En la década de los sesenta le llegó el momento de hacer el servicio militar y no guarda mal recuerdo de aquella experiencia, en el cuartel en el que actualmente se asienta el Parlamento: «Me tocó la Brigada Aerotransportable Isabel la Católica, pero en las oficinas, con el teniente Caldas. Sus hijos eran muy buenos al baloncesto». Hizo una labor netamente administrativa y solo una vez se subió a un avión, «muy antiguo y que hacía mucho ruido». No tiene muy claro si pasó miedo, pero agradece «que aquel viaje no durase mucho».

Orientó su vida profesional al comercio. Empezó con 16 años en un establecimiento ubicado en Calderería y al poco tiempo lo llamaron de Almacenes El Pilar, donde trabajó durante casi treinta años.

Allí vivió la mejor época: «Teníamos clientes que venían desde las Rías Altas, las Rías Baixas, de Padrón, de Ordes, de Arzúa...». Eran días de vino y rosas. En ocasiones el dinero de la caja pasaba directamente a bolsas que llevaban empleados de seguridad al banco.
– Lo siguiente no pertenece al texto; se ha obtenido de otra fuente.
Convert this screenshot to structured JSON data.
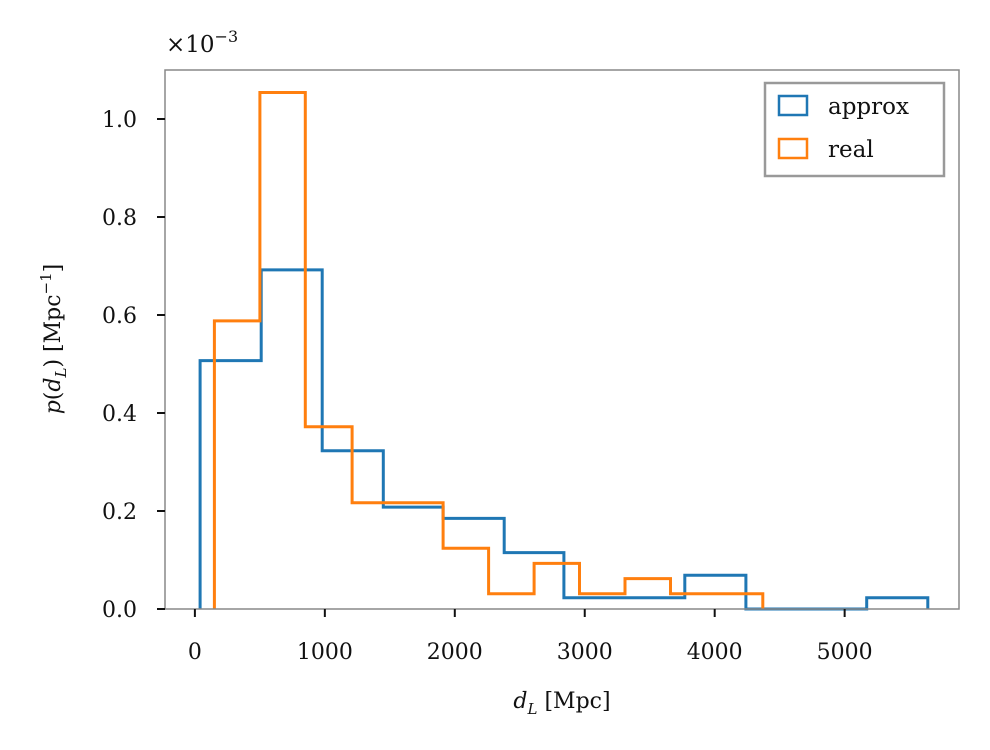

El emblemático establecimiento ubicado en el Preguntoiro acabó echando el cierre. Al volver la vista atrás, a Benjamín Seoane solo se le adivina un poso de dolor en la mirada y en la palabra al rememorar aquella etapa: «Se veía venir, con la llegada de El Corte Inglés y las grandes superficies comerciales, y la gestión de la tercera generación tampoco era la de las dos anteriores». Pero casi tan duro como el desenlace era el ambiente de trabajo, que se había enrarecido.

Prefiere hablar de fútbol y del Compos, aunque ahí también asoman contrastes. Los ascensos fueron «gloriosos» y algo «milagrosos». «Aquel 3-1 al Badajoz en Santa Isabel, y lo de Oviedo ante el Rayo... ¡Tenían en punta a Hugo Sánchez y Urzaiz!», relata. También estuvo en el descenso frente al Villarreal: «No se lo merecía. Pero es el fútbol. Teníamos reservado para cenar y tomar las copas después del partido y aquello fue un funeral».

A sus 76 años sigue profesando compostelanismo, muy centrado en el Belvís en el que reside, disfrutando de «los paseos y con los amigos».